Gabès : Des militants antipollution entre lassitude et détermination
Publié le : 26/08/2026 – 12:10
Avec notre envoyée spéciale à Gabès, Lilia Blaise
En Tunisie, Gabès continue de faire face à des problèmes de pollution liés aux émanations de gaz du Groupe chimique tunisien (GCT). Cette industrie, qui transforme le phosphate en engrais, pollue l’air et la mer aux alentours de la ville. Depuis la fin de 2025 et le début de 2026, le mouvement antipollution de jeunes, Stop Pollution, s’efforce de faire entendre la voix des habitants de cette ville de l’est du pays.
Dans un café de Chott Salem, quartier voisin du complexe industriel, Islem Zrelli, militant de Stop Pollution, exprime son désespoir : « Ici, tout a été détruit par la pollution : l’agriculture, la pêche. Et nous continuons de vivre ici. Cette industrie rapporte soi-disant des milliards à l’État. Alors, pourquoi n’est-elle pas bénéfique pour nous, ne serait-ce qu’à 1% ? Pourquoi sommes-nous condamnés à juste souffrir de la pollution ? »
La décision de justice rendue en février 2026, qui a exonéré le groupe chimique de toute responsabilité dans la pollution de la ville, a été un coup dur pour les mobilisations. « C’était plus qu’un coup dur, lâche Islem Zrelli. Nous avons été insultés par cette décision et cela a renforcé notre sentiment d’injustice ! »
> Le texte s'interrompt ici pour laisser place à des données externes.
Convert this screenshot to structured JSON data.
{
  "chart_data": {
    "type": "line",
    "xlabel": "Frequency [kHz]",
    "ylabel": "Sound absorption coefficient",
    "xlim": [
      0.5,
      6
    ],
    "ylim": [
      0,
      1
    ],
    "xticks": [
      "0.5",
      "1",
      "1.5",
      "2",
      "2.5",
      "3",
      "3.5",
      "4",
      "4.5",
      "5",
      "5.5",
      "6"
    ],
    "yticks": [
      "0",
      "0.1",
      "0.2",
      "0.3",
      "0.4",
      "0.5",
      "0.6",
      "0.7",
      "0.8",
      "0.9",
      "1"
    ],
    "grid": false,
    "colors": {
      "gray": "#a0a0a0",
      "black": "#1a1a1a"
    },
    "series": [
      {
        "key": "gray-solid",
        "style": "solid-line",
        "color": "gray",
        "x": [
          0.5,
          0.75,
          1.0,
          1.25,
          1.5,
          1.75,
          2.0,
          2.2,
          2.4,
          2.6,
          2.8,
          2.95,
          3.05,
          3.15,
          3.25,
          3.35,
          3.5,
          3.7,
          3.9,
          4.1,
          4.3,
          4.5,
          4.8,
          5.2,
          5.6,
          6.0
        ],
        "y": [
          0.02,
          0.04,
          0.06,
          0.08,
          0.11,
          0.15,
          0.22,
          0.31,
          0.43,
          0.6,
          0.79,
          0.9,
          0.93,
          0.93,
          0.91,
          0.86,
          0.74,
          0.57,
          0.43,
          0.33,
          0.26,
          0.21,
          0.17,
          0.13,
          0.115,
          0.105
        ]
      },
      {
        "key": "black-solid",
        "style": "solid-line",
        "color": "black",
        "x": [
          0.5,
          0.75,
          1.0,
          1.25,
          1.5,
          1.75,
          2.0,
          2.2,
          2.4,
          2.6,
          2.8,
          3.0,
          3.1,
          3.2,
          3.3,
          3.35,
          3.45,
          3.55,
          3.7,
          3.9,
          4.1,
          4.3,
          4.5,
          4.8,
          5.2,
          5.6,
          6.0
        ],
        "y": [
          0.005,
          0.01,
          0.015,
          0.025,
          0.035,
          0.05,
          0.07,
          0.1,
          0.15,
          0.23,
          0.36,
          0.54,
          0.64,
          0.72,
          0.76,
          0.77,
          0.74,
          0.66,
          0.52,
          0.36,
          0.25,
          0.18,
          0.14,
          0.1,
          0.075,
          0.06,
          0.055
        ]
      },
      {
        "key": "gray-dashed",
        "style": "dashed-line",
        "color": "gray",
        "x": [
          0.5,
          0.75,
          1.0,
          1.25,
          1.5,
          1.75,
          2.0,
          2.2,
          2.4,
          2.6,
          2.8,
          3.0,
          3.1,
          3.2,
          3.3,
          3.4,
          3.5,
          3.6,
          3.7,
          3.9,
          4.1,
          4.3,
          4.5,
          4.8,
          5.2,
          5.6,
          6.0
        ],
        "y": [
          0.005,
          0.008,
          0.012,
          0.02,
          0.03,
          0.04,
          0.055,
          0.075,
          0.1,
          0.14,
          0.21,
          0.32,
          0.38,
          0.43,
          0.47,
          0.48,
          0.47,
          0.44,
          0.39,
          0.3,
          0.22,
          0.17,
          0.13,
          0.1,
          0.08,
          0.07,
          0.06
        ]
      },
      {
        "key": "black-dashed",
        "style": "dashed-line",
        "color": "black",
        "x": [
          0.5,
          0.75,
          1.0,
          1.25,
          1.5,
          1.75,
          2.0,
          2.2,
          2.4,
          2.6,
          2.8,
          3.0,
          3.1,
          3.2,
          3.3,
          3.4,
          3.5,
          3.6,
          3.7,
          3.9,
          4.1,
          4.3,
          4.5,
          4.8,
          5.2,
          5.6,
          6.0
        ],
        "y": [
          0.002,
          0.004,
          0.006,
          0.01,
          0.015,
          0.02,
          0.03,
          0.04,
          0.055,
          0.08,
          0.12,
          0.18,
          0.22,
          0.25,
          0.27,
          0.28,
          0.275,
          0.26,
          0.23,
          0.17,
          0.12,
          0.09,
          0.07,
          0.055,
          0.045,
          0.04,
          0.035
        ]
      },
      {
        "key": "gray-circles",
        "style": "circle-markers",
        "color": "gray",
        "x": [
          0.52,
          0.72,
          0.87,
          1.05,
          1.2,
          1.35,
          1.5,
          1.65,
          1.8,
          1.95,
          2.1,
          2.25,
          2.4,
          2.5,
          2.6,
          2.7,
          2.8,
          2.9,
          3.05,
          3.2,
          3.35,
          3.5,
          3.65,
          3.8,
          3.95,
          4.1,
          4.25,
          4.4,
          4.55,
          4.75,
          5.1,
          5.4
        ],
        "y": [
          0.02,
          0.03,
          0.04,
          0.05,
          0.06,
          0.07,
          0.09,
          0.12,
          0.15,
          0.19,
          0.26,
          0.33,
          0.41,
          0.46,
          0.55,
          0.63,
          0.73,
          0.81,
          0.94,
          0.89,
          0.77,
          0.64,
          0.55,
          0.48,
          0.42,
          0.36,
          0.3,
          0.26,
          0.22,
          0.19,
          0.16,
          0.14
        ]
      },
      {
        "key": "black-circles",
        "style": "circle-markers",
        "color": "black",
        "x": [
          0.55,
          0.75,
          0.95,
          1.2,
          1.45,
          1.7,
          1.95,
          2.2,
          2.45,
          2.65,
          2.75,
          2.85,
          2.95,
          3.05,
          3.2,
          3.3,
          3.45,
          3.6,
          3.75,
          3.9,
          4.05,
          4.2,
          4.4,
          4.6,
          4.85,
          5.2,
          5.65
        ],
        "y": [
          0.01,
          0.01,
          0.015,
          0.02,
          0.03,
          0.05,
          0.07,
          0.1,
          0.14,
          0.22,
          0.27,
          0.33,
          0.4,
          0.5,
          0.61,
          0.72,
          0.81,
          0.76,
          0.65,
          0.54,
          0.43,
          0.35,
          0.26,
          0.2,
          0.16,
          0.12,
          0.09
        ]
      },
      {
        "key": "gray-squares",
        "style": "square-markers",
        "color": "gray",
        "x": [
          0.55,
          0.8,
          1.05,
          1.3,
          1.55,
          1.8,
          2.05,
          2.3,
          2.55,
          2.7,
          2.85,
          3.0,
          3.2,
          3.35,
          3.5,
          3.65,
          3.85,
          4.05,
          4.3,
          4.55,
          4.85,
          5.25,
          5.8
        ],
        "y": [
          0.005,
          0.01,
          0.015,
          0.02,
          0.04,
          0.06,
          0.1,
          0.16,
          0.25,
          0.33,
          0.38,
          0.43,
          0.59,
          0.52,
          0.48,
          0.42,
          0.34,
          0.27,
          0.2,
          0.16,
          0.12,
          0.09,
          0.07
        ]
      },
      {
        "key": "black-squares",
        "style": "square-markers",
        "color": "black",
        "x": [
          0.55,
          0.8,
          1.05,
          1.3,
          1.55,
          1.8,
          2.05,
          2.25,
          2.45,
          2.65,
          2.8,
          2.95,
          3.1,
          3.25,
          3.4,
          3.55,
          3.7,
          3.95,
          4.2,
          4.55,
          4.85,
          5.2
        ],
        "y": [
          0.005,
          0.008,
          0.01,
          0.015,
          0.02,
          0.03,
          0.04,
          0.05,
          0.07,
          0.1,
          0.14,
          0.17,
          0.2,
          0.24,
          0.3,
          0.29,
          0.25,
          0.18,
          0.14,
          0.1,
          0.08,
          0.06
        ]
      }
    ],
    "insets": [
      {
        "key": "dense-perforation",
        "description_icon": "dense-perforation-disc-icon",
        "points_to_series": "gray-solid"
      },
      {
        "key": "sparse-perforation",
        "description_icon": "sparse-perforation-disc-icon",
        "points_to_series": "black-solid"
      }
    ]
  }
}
Mobilisation et promesses gouvernementales
Lors d’une manifestation à Tunis le 20 août, Jasser Riahi, étudiant en droit, évoque l’impact des manifestations antipollution. « La mobilisation massive à Gabès en octobre dernier reste pour nous un modèle et cela montre que l’on peut réclamer de vivre dignement. Si le gouvernement n’a pas été capable de répondre aux attentes des citoyens de Gabès, peut-il vraiment gérer les autres crises du pays ? »
Le président tunisien, Kaïs Saïed, a promis lors d’une visite à Gabès, le 10 août, le démantèlement de certaines unités polluantes, sans toutefois fournir de calendrier précis.
État des projets de dépollution
La question du démantèlement du groupe chimique de Gabès est complexe : le secteur des mines et des phosphates représente 3% du PIB de la Tunisie. Certaines unités, produisant des gaz très toxiques, ne peuvent pas être dépolluées en raison de leur vétusté. Khemaies Bahri, ingénieur et spécialiste du phosphate, indique que les projets de dépollution sont au nombre de six, mais que leur avancement est inégal. Un seul projet, celui de lavage des gaz NOx, a été achevé en janvier 2026 et est en service avec des résultats satisfaisants. Le lavage des gaz d’ammoniac, quant à lui, est à l’arrêt depuis 2018, tandis qu’un autre projet de lavage des gaz N2O devrait être achevé cette année.
Les habitants de Gabès continuent de lutter pour un avenir plus sain, déterminés à ne pas abandonner leur ville face à la pollution.